AlphaFold-NMR Protocol (under construction)
Scripts and data corresponding to Huang, Ramelot, Spaman, Kobayashi, Montelione (2025) "Hidden Structural States of Proteins Revealed by Conformer Selection with AlphaFold-NMR"
No required non-standard hardware
Software Requirements
R Packages:
bio3d: http://thegrantlab.org/bio3d/
cluster
Python Dependences
numpy
pandas
RCI webserver for RCI and SCC calculation
https://www.randomcoilindex.ca/cgi-bin/rci_cgi_current.py
ASDP/RPF for Recall calculation in batch mode
https://github.rpi.edu/RPIBioinformatics/ASDP_public
RPF webserver for DoubleRecall analysis
https://montelionelab.chem.rpi.edu/rpf/
AFsample for enhanced sampling
https://github.com/bjornwallner/alphafoldv2.2.0
AlphaFold-NMR R and Python Scripts with Demo
Typical install times are several minutes.
*** all paths in the scripts need to be changed to your local computer environment
1. AI Enhanced sampling using AFsample
- run_afsample6000.sh
- need to modify the path to fit your local computer system
- calculate 6000 models and also relax all 6000 models.
Runtime: it can take day(s) to calculate 6000 models, depending on the size of the sequence and number of GPUs
-
mergeChain.py and runMergedChain.py
- merge two chains into one chain for PCA analysis
-
FilterAF2.py: filters out bad models based on the AF log file. The python code is copied from here: https://github.rpi.edu/RPIBioinformatics/FilteringAF2_scripts
Input sequence for AlphaFold: doc1_noN.fasta.
We excluded the long disordered tails and non-native tags from the input fasta sequence for AlphaFold modeling, to avoid potential influence on the pTM and <pLDDT> scores.
Commands:
#cd CDK2AP1-doc1 (set working dir: CDK2AP1-doc1)
sbatch run_doc1_noN.sh (running with slrum)
This command calculates and relax all 6000 models using run_afsample6000.sh <br>
The output models are here: AF_models_dropout/doc1_noN. pTM score is reported here: AF_models_dropout/scores.sc and log from AF: slurm-xxx.out
# python FilterAF2.py -log slurm-xxx.out -rel -inD AF_models_dropout/doc1_noN -outD filteredModels
This command filters out bad models based on the AF log file (e.g. slurm-xxx.out).

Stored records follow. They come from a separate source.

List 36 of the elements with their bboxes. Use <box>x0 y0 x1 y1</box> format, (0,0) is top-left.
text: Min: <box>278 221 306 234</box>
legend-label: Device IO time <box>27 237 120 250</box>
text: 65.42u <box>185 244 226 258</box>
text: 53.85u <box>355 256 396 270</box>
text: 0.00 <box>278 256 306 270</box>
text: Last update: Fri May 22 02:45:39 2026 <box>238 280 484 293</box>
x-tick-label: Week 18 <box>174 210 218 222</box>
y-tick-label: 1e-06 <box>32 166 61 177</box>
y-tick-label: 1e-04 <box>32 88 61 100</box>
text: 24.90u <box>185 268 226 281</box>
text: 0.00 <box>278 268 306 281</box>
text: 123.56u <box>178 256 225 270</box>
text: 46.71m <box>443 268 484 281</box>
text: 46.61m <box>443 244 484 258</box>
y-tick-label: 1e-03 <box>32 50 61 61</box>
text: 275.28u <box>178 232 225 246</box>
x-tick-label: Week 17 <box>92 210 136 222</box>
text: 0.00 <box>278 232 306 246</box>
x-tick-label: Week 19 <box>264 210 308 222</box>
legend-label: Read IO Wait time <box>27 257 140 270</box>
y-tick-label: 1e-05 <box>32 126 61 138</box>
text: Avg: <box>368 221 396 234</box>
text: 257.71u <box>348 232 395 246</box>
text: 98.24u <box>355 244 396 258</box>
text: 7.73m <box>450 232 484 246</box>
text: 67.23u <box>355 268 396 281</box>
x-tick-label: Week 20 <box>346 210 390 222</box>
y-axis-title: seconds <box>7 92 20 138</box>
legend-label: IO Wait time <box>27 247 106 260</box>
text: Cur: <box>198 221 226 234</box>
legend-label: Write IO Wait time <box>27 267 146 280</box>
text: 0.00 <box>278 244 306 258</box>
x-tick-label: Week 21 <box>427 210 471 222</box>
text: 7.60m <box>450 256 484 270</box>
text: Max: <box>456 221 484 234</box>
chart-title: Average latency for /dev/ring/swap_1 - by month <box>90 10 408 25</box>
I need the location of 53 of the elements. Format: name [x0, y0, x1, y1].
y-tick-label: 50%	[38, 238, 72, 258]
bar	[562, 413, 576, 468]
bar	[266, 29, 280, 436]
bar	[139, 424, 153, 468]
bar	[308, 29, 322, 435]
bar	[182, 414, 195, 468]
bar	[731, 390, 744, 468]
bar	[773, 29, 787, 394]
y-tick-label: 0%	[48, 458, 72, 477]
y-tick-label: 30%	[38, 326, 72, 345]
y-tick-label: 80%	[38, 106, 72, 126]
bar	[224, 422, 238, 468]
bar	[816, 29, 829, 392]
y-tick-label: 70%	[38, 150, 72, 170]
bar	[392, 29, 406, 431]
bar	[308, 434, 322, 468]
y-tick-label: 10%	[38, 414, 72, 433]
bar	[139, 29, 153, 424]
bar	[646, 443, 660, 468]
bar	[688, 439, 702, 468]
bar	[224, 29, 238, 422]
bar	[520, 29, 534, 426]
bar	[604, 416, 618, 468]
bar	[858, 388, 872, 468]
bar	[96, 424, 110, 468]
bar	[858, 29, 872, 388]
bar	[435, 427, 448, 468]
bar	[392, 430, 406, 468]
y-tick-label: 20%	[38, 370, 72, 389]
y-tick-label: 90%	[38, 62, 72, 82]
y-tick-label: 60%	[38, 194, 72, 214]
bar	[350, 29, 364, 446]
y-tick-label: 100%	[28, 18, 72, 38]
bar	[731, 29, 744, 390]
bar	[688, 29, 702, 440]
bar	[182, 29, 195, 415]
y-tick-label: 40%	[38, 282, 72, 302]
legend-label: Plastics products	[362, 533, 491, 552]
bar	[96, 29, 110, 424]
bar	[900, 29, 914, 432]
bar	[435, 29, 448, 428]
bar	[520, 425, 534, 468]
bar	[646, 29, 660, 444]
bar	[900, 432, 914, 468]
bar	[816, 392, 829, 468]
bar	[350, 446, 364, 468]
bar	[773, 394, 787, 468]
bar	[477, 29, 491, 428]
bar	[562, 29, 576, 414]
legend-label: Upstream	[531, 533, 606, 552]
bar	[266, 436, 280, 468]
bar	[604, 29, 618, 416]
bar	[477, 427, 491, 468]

Additional processing scripts:
Merge two chains into one chain for clustering analysis
# python ../scripts/runMergedChain.py filteredModels mergedModels
This command finds all pdb file in the fileredModels, merge two chains (using mergeChain.py) and save them in the mergedModels directory.
Download pre-filtered AFsample models
https://zenodo.org/records/15015917 has 5984 models with one merged chain. Please unzip it and name it as CDK2AP1-doc1/ESmodels/ for the following analysis:
2. Clustering
- dmPCAClustering.R --> output: pc_dm_pdbs.RData, cluster_pc_dm.csv (in Rstudio, set the working dir to CDK2AP1-doc1 before running the R script)
We use "ward methods". To identify number of clusters --> by inspection of "Dendrogram" and pc plots.
Runtime: it can take hours (s) to clustering 6000 models, depending on the size of the sequence and number of GPUs
3. Scoring
Input files:
- ESmodels: all pdb files, support filenames with "relaxed*.pdb" or "relaxed*_new.pdb"
- NMRdata: input files to run RPF
- RCI1.csv: from RCI webserver, the sequence was edited to match with merged sequence from ESmodels
Scripts:
- runSCC.py: calulate SCC scores for all models, and write to file scc.sc
# python ../scripts/runSCC.py RCI1.csv ESmodels > scc.sc
- runRPF.py and getRPF.py: calculate RPF scores for all models, and write to file rpf.sc. slow step - performance can be improved by only output recall, precision, f-measure and dp scores and skips others.
working directory: NMRdata
# python ../../scripts/runRPF.py control_RPF ../ESmodels rpfESmodels
need to set the RPFcommand in the runRPF.py script
# python ../../scripts/getRPF.py rpfESmodels > rpf.sc
Runtime: mintues to hours for 6000 models, depends on the size of the protein sequence
output: NMRdata/rpfESmodels and NMRdata/rpf.sc
- getpLDDT.py: calculate scores for all models, and write to file pLDDT.sc
# python ../scripts/getpLDDT.py ESmodels > pLDDT.sc
- getScores.py: combine all scores.
This script only works for models with the name "relaxed****.pdb" from AFsample. If your model name is different, you will need to change the script.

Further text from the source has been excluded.